To my mind, one of the most vital elements of philosophical wondering, one that is too often absent from the work and discussions of professional philosophers, is the emotional significance of these questions. To ask what it is that makes us who we are, for example, is not just an intellectual exercise. It is calling into question the way we think of ourselves, our relationships, and our futures. What we think about this most fundamental of questions illuminates the kinds of people we are.
And after years of working with children, I am still sometimes taken aback by how effortlessly many children will freely talk about their lives and reveal their vulnerabilities and fears. Oliver Wendell Holmes wrote that “pretty much all the honest truth-telling there is in the world is done by [children].” When I spend time with children, I find myself more easily expressing my own thoughts without worrying how smart or sophisticated I sound, and more willing to admit that I don’t know or am confused by something.

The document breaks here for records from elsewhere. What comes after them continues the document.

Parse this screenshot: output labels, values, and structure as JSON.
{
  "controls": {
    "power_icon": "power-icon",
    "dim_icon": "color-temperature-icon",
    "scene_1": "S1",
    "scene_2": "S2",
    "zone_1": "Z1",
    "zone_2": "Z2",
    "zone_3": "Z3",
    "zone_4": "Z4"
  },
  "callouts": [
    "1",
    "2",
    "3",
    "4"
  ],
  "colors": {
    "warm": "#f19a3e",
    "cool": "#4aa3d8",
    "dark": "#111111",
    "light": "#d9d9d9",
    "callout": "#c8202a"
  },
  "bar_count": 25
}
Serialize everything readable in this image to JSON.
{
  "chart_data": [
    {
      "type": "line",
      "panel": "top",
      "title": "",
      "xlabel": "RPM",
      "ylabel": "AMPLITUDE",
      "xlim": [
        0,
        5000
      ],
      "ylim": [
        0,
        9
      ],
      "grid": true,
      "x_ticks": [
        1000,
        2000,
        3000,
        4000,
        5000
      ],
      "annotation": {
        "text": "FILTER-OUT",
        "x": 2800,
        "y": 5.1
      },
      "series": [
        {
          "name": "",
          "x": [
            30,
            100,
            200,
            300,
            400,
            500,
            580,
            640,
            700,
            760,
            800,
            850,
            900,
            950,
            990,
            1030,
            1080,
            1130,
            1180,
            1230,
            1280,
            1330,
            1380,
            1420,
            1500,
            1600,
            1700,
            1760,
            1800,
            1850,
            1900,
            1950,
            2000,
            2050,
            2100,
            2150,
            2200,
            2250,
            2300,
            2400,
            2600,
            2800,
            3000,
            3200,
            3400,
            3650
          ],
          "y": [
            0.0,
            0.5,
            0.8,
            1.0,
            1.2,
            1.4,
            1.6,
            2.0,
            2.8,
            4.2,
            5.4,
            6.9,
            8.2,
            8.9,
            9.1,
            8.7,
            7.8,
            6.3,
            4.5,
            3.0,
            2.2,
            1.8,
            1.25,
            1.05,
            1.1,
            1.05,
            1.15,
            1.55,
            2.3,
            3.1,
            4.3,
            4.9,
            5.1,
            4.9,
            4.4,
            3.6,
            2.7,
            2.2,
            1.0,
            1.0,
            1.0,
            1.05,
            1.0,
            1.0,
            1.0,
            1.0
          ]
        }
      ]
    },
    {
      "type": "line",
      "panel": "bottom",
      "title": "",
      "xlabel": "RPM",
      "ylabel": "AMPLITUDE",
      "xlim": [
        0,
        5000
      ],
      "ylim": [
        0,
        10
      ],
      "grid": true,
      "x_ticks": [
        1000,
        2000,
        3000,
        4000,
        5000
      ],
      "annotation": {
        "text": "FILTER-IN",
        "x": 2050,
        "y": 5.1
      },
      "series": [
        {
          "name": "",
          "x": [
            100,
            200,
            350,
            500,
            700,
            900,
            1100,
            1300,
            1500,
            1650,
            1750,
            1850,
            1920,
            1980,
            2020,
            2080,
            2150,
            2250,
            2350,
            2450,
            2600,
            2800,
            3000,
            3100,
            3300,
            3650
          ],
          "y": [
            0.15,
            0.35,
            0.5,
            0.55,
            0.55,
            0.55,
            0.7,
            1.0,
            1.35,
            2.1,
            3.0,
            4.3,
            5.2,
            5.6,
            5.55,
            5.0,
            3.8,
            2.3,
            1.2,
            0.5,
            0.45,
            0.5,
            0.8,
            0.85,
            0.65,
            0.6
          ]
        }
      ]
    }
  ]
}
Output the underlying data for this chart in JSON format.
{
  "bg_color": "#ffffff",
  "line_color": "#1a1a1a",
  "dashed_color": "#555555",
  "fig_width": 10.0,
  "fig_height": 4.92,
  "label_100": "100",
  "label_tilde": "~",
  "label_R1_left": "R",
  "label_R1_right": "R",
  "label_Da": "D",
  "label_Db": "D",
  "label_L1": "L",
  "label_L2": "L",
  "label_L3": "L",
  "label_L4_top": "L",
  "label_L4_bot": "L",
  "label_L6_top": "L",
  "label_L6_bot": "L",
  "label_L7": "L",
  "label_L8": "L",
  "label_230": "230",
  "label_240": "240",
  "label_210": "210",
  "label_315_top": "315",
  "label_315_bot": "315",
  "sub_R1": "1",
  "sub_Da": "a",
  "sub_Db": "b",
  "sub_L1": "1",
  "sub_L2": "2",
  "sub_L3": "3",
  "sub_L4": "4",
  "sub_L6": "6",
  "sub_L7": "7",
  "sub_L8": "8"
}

I have developed a much greater ease with vulnerability and a better understanding of the ways vulnerability can be a source of strength and deeper connections with others.
What effect do you hope your work will have?
My hope is that my work will have two primary effects. First, I believe that creating spaces for children to have conversations about the philosophical questions that matter to them empowers them to develop confidence in their own ways of seeing the world, a belief that their judgments and perceptions matter, and the skills to express their points of view clearly and compellingly. Second, I hope that reading Seen and Not Heard encourages adults to take more seriously children’s ideas and questions, and to be more willing to think with children about these topics and see children as people who might have something to teach us.
Acknowledging children as possessing important perspectives gives them a real opportunity to regard themselves differently, to develop confidence that their voices matter. Being a child shouldn’t mean being treated as a mediocre thinker. If children were regarded not as ‘defective adults,’ in the words of the cognitive scientist Alison Gopnik, but as people from whom we can learn, I think children would be more likely to grow up seeing themselves as full and valuable members of society.
As we outgrow childhood, our understanding of it is shaped, and distorted, by the adults we become. Our memories tend to be partial and hazy; a “sort of luminous panel, sharply defined against a vague and shadowy background,” as Marcel Proust writes. Children’s thoughts can remind us of how we saw the world when we were children. Listening to children and taking what they say seriously offers adults greater access to the special capacities present in childhood – wonder and curiosity, vibrant awareness and imagination, openness, and a fresh way of looking at the world
I often think about a comment a child once made, “So much more is possible than we think.” If adults really listen to children, without preconceptions or prejudice, it can remind us that we too can be unafraid to try out ideas that might seem farfetched or naïve, and that possibility is alive in the world.